I have an EPA card in my wallet so I can purchase refrigerant . Just checked the website for a local HVAC supplier . The 30 pound jug of R-22 I currently have cost me a little over $ 300 . Currently showing $ 499 .

No telling what a HVAC contractor is going to charge . Guessing at least $ 50 a pound . That is why I suggested using the R-22 from the old unit in a new dry charge unit .
 
Originally Posted By: WyrTwister
Yes , it is just high .

I have an EPA card in my wallet so I can purchase refrigerant . Just checked the website for a local HVAC supplier . The 30 pound jug of R-22 I currently have cost me a little over $ 300 . Currently showing $ 499 .

No telling what a HVAC contractor is going to charge . Guessing at least $ 50 a pound . That is why I suggested using the R-22 from the old unit in a new dry charge unit .
$100 a pound here...
 
So another update!

Decided when I got home, as I wait for parts to arrive, that I will double check all the connections and grind away any rust and all that type of stuff...

Anyway, after all that, I turned the unit on.

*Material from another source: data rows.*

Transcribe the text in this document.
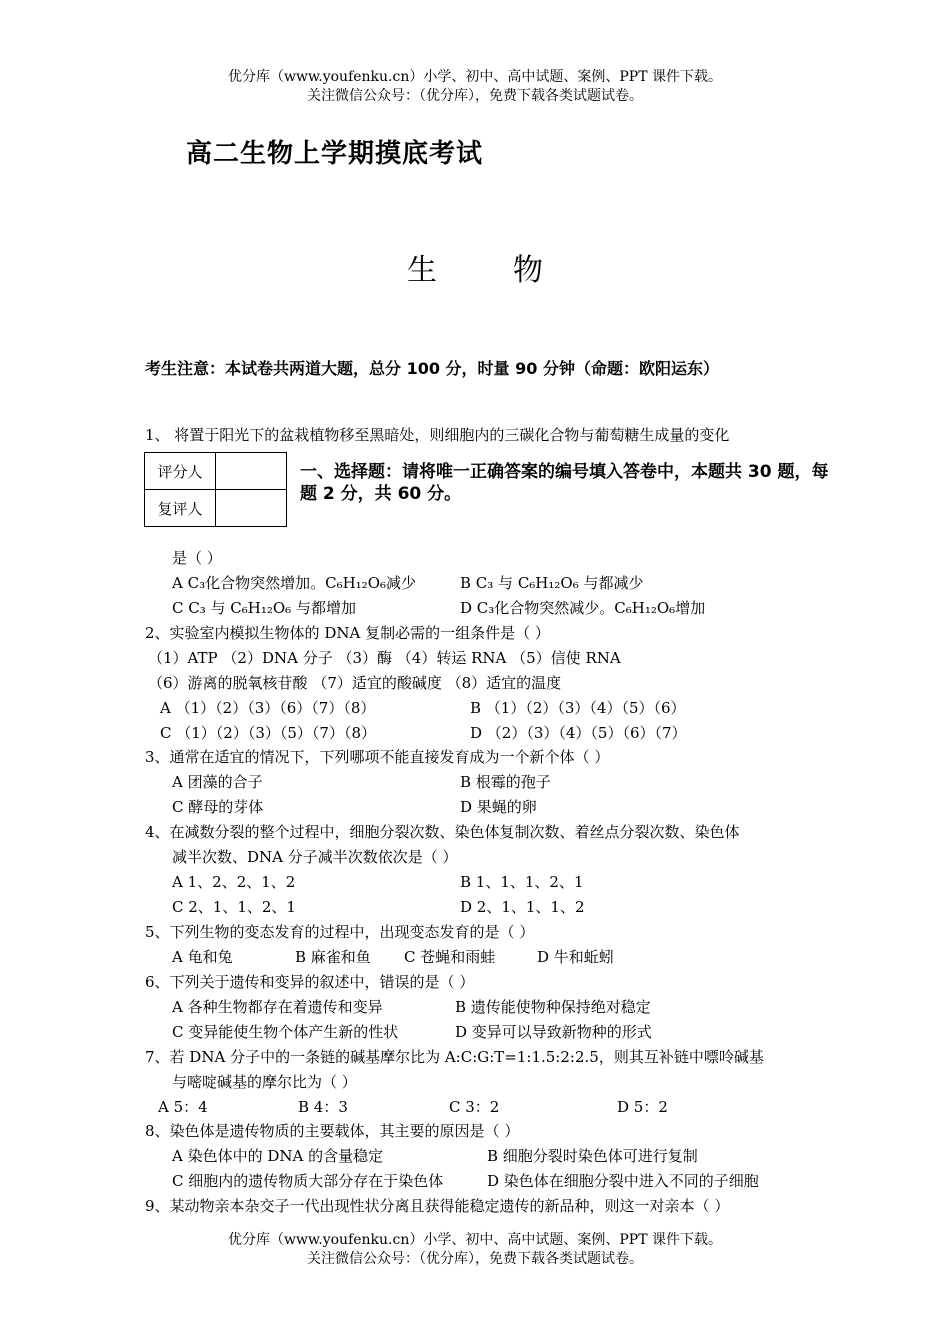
优分库（www.youfenku.cn）小学、初中、高中试题、案例、PPT 课件下载。
关注微信公众号：（优分库），免费下载各类试题试卷。
高二生物上学期摸底考试
生	物
考生注意：本试卷共两道大题，总分 100 分，时量 90 分钟（命题：欧阳运东）
1、 将置于阳光下的盆栽植物移至黑暗处，则细胞内的三碳化合物与葡萄糖生成量的变化
评分人	
复评人	
一、选择题：请将唯一正确答案的编号填入答卷中，本题共 30 题，每题 2 分，共 60 分。
是（ ）
A C₃化合物突然增加。C₆H₁₂O₆减少	B C₃ 与 C₆H₁₂O₆ 与都减少
C C₃ 与 C₆H₁₂O₆ 与都增加	D C₃化合物突然减少。C₆H₁₂O₆增加
2、实验室内模拟生物体的 DNA 复制必需的一组条件是（ ）
（1）ATP （2）DNA 分子 （3）酶 （4）转运 RNA （5）信使 RNA
（6）游离的脱氧核苷酸 （7）适宜的酸碱度 （8）适宜的温度
A （1）（2）（3）（6）（7）（8）	B （1）（2）（3）（4）（5）（6）
C （1）（2）（3）（5）（7）（8）	D （2）（3）（4）（5）（6）（7）
3、通常在适宜的情况下，下列哪项不能直接发育成为一个新个体（ ）
A 团藻的合子	B 根霉的孢子
C 酵母的芽体	D 果蝇的卵
4、在减数分裂的整个过程中，细胞分裂次数、染色体复制次数、着丝点分裂次数、染色体
减半次数、DNA 分子减半次数依次是（ ）
A 1、2、2、1、2	B 1、1、1、2、1
C 2、1、1、2、1	D 2、1、1、1、2
5、下列生物的变态发育的过程中，出现变态发育的是（ ）
A 龟和兔	B 麻雀和鱼 C 苍蝇和雨蛙	D 牛和蚯蚓
6、下列关于遗传和变异的叙述中，错误的是（ ）
A 各种生物都存在着遗传和变异	B 遗传能使物种保持绝对稳定
C 变异能使生物个体产生新的性状	D 变异可以导致新物种的形式
7、若 DNA 分子中的一条链的碱基摩尔比为 A:C:G:T=1:1.5:2:2.5，则其互补链中嘌呤碱基
与嘧啶碱基的摩尔比为（ ）
A 5：4	B 4：3	C 3：2	D 5：2
8、染色体是遗传物质的主要载体，其主要的原因是（ ）
A 染色体中的 DNA 的含量稳定	B 细胞分裂时染色体可进行复制
C 细胞内的遗传物质大部分存在于染色体	D 染色体在细胞分裂中进入不同的子细胞
9、某动物亲本杂交子一代出现性状分离且获得能稳定遗传的新品种，则这一对亲本（ ）
优分库（www.youfenku.cn）小学、初中、高中试题、案例、PPT 课件下载。
关注微信公众号：（优分库），免费下载各类试题试卷。
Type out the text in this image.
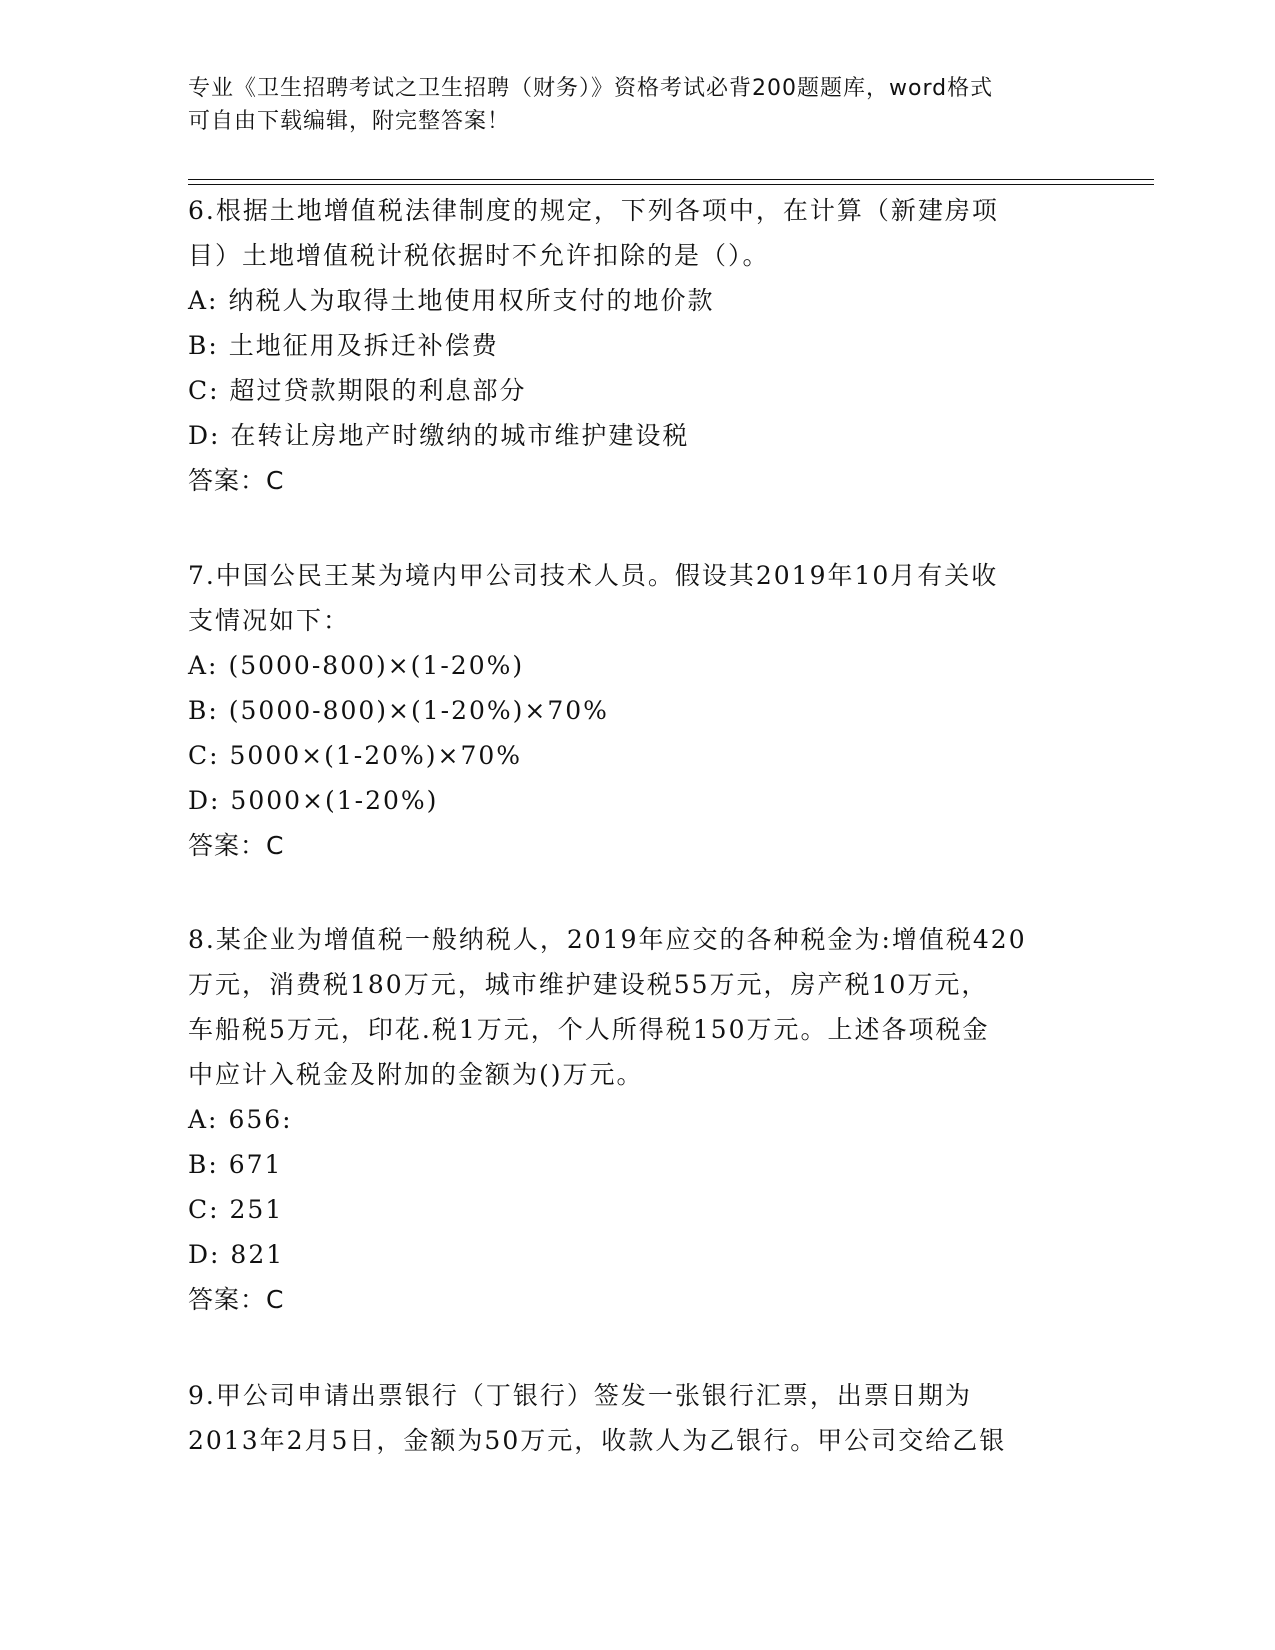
专业《卫生招聘考试之卫生招聘（财务）》资格考试必背200题题库，word格式
可自由下载编辑，附完整答案！
6.根据土地增值税法律制度的规定，下列各项中，在计算（新建房项
目）土地增值税计税依据时不允许扣除的是（）。
A: 纳税人为取得土地使用权所支付的地价款
B: 土地征用及拆迁补偿费
C: 超过贷款期限的利息部分
D: 在转让房地产时缴纳的城市维护建设税
答案：C
7.中国公民王某为境内甲公司技术人员。假设其2019年10月有关收
支情况如下：
A: (5000-800)×(1-20%)
B: (5000-800)×(1-20%)×70%
C: 5000×(1-20%)×70%
D: 5000×(1-20%)
答案：C
8.某企业为增值税一般纳税人，2019年应交的各种税金为:增值税420
万元，消费税180万元，城市维护建设税55万元，房产税10万元，
车船税5万元，印花.税1万元，个人所得税150万元。上述各项税金
中应计入税金及附加的金额为()万元。
A: 656:
B: 671
C: 251
D: 821
答案：C
9.甲公司申请出票银行（丁银行）签发一张银行汇票，出票日期为
2013年2月5日，金额为50万元，收款人为乙银行。甲公司交给乙银
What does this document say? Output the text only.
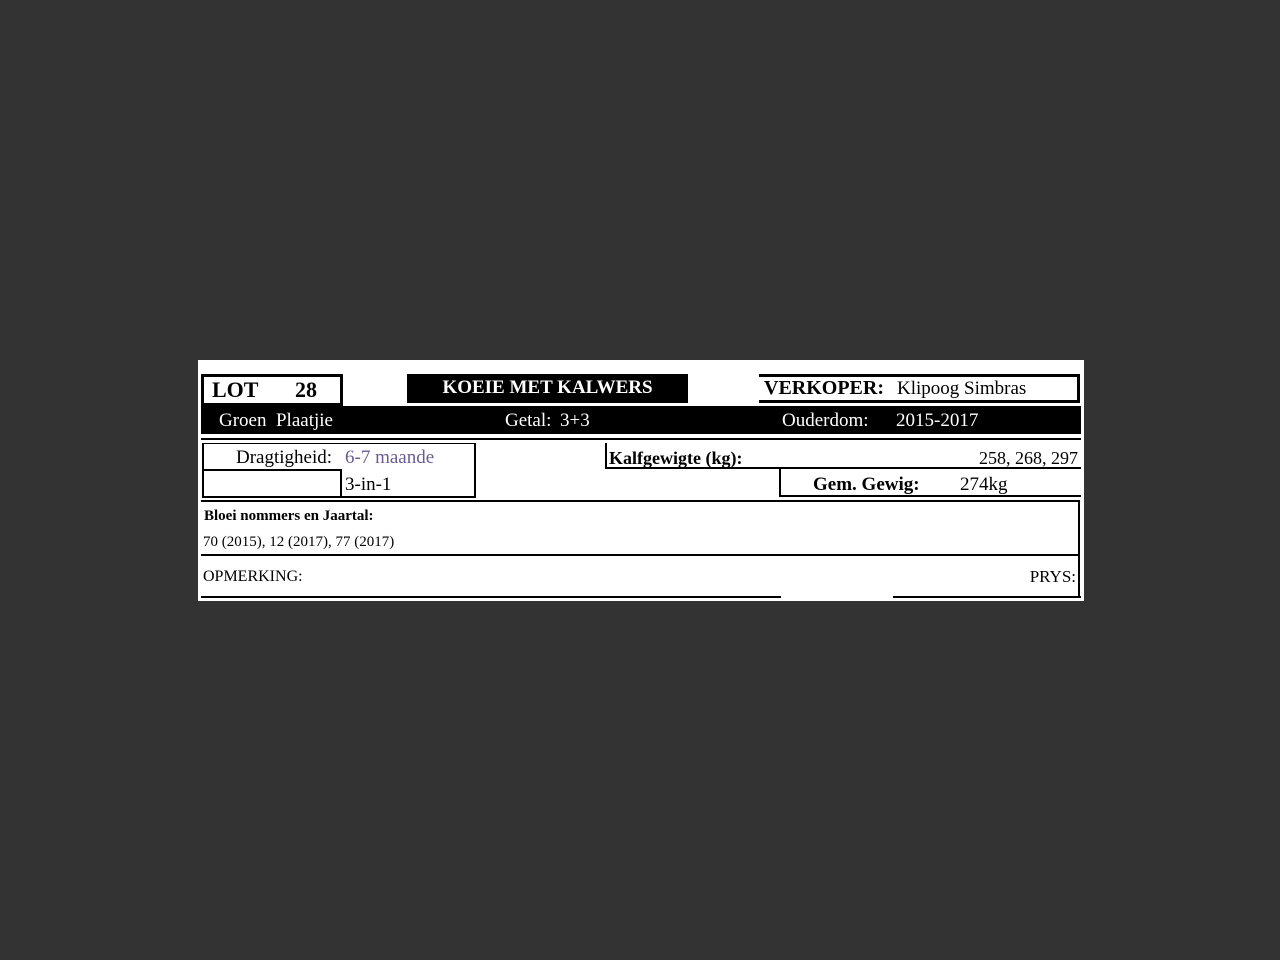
LOT 28	KOEIE MET KALWERS	VERKOPER: Klipoog Simbras
Groen  Plaatjie	Getal: 3+3	Ouderdom: 2015-2017
Dragtigheid: 6-7 maande
3-in-1
Kalfgewigte (kg):	258, 268, 297
Gem. Gewig: 274kg
Bloei nommers en Jaartal:
70 (2015), 12 (2017), 77 (2017)
OPMERKING:	PRYS:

Same as before... However, the "relay" was making electrical arcing sounds and really sounded like it was struggling. After another 10 seconds or so, the (transformer?) or switch dropped and the unit kicked on... Fan, compressor, etc... For about 5 seconds. Then it shut off and went back to humming. Did it once more for a few seconds and then I shut it down.

Looks like it's the contractor that failed (had to look up the name!)... If everything else kicked on, it's a good sign. So I removed the contractor and went off to Home Depot but no luck... So resorted to Amazon for a replacement part for $8 and will have it Sat/Sun... So fingers crossed... I may be back in service if this goes well.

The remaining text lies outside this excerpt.